For potentially problematic cases:

fn system1<'w>(a: ResMut<'w, FooBar>) -> &'w mut FooBar {
  return a.into_inner()
}
fn system2<'w>(In(a): In<&'w mut FooBar>, b: ResMut<'w, FooBar>) {
  // two mutable references to the same FooBar!
}
system1.pipe(system2)

We do have mechanisms to detect this at runtime. Bevy will print system1 could not access system parameter ResMut<FooBar>.

The solution introduced in this PR forces Rust to forget about the lifetimes with a transmute. Without the transmute, rustc gives the following error message:

error: lifetime may not live long enough
    --> crates/bevy_ecs/src/system/function_system.rs:1043:17
     |
1020 |         impl<'w, 's, In, Out, Func, $($param: SystemParam),*> SystemParamFunction<(HasSystemInput, fn(In...
     |                  -- lifetime `'s` defined here
...
1033 |             fn run(&mut self, input: In::Inner<'_>, param_value: SystemParamItem< ($($param,)*)>) -> Out {
     |                                                     ----------- has type `<(F0, F1, F2, F3, F4, F5, F6, F7, F8, F9, F10, F11, F12, F13, F14, F15) as system_param::SystemParam>::Item<'_, '2>`
...
1043 |                 call_inner(self, input, $($param),*)
     |                 ^^^^^^^^^^^^^^^^^^^^^^^^^^^^^^^^^^^^ argument requires that `'s` must outlive `'2`
...
1051 | all_tuples!(impl_system_function, 0, 16, F);
     | ------------------------------------------- in this macro invocation
     |
     = note: this error originates in the macro `impl_system_function` which comes from the expansion of the macro `all_tuples` (in Nightly builds, run with -Z macro-backtrace for more info)
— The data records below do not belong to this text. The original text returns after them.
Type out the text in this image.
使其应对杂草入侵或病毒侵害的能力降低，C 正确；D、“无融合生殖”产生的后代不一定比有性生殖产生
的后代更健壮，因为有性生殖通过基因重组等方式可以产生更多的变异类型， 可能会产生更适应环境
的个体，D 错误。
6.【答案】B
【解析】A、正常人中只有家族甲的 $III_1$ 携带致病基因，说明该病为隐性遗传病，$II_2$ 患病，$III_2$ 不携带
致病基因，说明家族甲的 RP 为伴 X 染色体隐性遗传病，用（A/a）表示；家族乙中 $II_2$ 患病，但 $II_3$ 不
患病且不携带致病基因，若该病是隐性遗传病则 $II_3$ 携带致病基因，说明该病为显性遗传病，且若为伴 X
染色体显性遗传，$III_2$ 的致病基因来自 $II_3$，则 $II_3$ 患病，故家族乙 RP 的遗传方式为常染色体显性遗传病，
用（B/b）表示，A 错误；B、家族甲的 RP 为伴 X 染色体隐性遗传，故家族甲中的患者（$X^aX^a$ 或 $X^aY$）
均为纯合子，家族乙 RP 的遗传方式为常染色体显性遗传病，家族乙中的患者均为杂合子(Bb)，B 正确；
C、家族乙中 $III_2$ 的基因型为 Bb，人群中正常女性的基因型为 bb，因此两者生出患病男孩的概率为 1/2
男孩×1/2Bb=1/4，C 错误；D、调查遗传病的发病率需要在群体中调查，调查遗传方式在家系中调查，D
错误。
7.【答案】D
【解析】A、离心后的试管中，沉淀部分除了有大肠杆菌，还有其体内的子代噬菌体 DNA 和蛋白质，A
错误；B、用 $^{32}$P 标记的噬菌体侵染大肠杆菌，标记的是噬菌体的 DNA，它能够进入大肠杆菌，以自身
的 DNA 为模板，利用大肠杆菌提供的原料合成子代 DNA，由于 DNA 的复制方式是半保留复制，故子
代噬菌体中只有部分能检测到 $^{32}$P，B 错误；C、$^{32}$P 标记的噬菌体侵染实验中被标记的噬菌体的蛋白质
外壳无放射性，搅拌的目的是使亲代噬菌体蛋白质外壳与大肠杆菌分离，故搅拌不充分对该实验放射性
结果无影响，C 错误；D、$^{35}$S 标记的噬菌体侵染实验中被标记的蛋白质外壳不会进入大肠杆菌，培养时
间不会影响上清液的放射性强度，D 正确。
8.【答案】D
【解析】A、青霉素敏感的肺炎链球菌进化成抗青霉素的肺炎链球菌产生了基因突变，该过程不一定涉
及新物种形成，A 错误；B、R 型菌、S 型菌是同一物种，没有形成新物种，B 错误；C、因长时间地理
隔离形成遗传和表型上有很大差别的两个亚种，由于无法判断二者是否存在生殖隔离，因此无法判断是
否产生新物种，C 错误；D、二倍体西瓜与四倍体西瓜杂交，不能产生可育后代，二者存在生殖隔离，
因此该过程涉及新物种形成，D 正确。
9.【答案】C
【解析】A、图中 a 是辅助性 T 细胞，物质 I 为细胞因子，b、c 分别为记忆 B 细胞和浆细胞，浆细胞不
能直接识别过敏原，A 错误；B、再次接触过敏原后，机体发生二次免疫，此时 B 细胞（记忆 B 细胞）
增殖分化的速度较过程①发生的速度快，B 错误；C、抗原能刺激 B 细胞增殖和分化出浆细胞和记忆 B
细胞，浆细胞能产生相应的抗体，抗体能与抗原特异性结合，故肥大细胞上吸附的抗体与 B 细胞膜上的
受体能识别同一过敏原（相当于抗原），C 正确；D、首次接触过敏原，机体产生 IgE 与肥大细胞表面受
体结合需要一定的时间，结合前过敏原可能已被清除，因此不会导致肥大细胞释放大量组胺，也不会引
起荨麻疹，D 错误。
However, I'm not 100% happy about this. Are there any other methods that we can employ here to properly and safely teach Rust about our lifetime assumption when the system must return a value that captures lifetimes?

[hymm]

Holding a reference to anything in the world would be unsound as any exclusive access to &mut World could invalidate the reference. The only way to do this is to convert the references to pointers, but I don't think there's a way for bevy to provide a safe way of dereferencing those pointers for the reason above.

[chescock]

It might be possible to make something sound if you made System::Out be a GAT, like

unsafe fn run_unsafe<'w>(&mut self, input, world: UnsafeWorldCell<'w>) -> Self::Out<'w>

And from there you could make a variant of pipe that required the parameters to be disjoint but let the second system take an input with lifetimes, using the SystemInput trait.

None of that would help with futures, though! If the future captures the 'w lifetime then the entire future would need to be dropped before the system returns to the scheduler. But it sounds like you're trying to store the future and then resume it on a later run, by which point all of the borrows would have been invalidated.

[hymm]

Thinking about this some more, it might work to create a new smart pointer type that would store the raw pointer, entity, and EntityLocation and then that is checked to make sure the location hasn't changed when dereferenced. I think there's all the info needed in the EntityLocation to make sure the pointer hasn't moved. There would need to be some mechanism to make sure you can't hold the & and &mut references that are handed out across a yield either using lifetimes somehow or using a closure.

Having said that I'm not sure there's that much value in holding a pointer across a yield point. I feel like an async system api will look a lot more like how exclusive systems work, where you hold something like a QueryState that doesn't have any references itself. You would then pass it a reference to the world to work with the data, but then those references would not be allowed to be held across the await. You might then provide a mechanism for pausing and resuming iteration, with some way of informing the user if data has been removed or added to the query.

[Neo-Zhixing]

@hymm I see. That make a lot of sense. I'll experiment on this a bit more.